America was simply late to the party but there is a long history of American missionaries carrying on the tradition. Hawaii wouldn't be a state if it wasn't for American missionaries.
"Front national" people are not exactly "crazy".. on the racist / bigot side but mostly working class people scared for their wallet / culture. They wouldnt exacly go evangelise peopne like that
I said something admittedly nasty about Mao's policies a couple of months ago, and was threatened with banning due to "borderline nationalistic trolling". Fair enough.
It sure doesn't seem to be enforced in an objective fashion though. More likely, it appears to be more in line with the current fashion of SV: Never discriminate, unless it's against a group viewed as being powerful and bad by West Coast Americans, in which case it's ok. American? That's definitely a way to be cool and anti-imperialist/colonialist. Christians? Even better. Because of all of the regressive religions which preach hate towards gays and deny evolution, Christianity is the one practiced by white people from Alabama, and therefore it's funny and useful to attack it. If this gentleman were an Islamic missionary from Egypt, the above comment probably would never have been made, and if it had, would be removed, with good reason.
It's true that HN moderation is inconsistent, but for a completely different reason: we don't see all the comments. This makes consistency impossible.
All: please help with this by letting us know at hn@ycombinator.com when you see an egregious comment on the site that hasn't been flagged or moderated yet. We can't read all the comments, but we do read all the emails.
I'm not Dan, but I can offer my own advice: don't generalize individuals into groups, and don't attack any individual or group here. It never leads to the kind of thoughtful discussion that HN is known for.

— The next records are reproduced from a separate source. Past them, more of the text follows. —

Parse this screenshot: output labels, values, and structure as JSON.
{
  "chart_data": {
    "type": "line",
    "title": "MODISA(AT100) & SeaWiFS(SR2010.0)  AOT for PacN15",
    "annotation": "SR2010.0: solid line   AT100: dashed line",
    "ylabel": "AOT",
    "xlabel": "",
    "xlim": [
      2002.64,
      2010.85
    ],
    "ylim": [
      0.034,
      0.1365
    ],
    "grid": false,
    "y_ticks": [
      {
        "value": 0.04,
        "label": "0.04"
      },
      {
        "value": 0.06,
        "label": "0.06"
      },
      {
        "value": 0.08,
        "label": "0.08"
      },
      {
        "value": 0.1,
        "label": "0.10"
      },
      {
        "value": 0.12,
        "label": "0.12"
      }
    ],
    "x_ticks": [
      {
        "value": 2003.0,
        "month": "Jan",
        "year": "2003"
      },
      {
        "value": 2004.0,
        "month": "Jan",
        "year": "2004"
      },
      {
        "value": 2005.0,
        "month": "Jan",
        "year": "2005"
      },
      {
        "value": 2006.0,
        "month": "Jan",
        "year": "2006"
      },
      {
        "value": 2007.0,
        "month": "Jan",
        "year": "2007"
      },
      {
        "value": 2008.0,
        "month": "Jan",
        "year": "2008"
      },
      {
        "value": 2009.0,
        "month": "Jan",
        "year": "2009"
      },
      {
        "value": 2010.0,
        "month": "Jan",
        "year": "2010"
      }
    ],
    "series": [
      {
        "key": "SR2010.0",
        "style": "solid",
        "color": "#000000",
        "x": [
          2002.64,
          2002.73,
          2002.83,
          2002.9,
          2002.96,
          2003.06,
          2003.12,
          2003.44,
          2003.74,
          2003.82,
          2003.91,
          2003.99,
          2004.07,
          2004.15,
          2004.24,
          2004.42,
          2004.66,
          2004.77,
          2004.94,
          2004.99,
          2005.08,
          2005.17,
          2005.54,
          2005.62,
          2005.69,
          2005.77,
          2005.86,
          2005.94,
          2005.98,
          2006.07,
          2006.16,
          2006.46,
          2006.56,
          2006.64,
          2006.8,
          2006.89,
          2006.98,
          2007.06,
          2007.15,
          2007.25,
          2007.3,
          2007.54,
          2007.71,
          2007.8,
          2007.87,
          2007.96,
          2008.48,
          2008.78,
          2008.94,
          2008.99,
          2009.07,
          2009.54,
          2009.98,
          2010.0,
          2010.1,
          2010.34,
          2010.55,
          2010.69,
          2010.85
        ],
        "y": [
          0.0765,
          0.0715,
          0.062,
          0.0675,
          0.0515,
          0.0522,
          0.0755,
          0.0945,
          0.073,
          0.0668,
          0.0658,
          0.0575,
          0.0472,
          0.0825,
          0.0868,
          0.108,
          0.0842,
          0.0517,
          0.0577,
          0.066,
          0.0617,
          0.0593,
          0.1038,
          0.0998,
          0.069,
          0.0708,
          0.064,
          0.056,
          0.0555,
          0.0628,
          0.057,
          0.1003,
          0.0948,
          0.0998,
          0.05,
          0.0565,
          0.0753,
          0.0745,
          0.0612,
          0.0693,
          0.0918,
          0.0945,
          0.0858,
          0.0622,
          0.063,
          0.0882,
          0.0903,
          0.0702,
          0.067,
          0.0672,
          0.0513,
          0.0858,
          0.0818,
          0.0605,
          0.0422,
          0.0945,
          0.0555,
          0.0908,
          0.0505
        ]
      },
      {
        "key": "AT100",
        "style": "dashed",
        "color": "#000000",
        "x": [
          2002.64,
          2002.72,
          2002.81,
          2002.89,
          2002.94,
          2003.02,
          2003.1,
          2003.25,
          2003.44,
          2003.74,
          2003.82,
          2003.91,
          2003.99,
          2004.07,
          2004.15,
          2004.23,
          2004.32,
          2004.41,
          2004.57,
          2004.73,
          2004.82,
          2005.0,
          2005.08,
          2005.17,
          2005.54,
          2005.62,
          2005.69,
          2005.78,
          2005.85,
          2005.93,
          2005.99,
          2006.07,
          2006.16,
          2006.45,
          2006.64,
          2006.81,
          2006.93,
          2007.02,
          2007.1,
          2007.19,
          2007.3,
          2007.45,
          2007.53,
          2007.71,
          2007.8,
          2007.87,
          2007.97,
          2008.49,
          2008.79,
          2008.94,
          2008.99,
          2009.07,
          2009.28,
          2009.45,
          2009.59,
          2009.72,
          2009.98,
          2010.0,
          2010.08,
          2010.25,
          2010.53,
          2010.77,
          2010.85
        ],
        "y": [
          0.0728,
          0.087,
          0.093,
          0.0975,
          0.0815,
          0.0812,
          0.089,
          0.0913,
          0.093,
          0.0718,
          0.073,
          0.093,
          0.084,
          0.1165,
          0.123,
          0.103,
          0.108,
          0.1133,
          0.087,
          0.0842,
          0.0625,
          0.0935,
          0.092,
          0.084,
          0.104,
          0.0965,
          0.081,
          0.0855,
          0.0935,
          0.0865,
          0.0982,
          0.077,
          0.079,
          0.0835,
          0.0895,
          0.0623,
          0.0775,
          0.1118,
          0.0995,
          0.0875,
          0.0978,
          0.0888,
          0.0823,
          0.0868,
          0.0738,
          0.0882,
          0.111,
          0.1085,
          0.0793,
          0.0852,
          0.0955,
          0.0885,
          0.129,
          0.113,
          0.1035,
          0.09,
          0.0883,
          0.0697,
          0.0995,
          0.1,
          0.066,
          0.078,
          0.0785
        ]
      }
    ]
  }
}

If you see a comment that attacks any individual or group, the best thing to do is downvote it, flag it, and move on.
As you can see, now that I've noticed the thread and had a chance to moderate it, the evidence shows the opposite.
You've been here long enough that I wish you would be more charitable. You've made such comments before. I wouldn't ban someone just for saying false or mean things about HN moderation, but it's still a bummer. Especially since, if you'd take a longer and fairer look at what we do, you would know that it's not true.
There's incredible bias here against Christians and occasionally also white Americans. Sad for a website that's A) dedicated to technology, where people are supposedly more open and accepting, and B) supposedly holding itself to a higher standard than other similar forums.
My advice would be to just ignore it and flag rule violations, in my admittedly brief HN career doing anything else has never helped me nor anyone I'm replying to.
A perfect storm of Christian and American arrogance.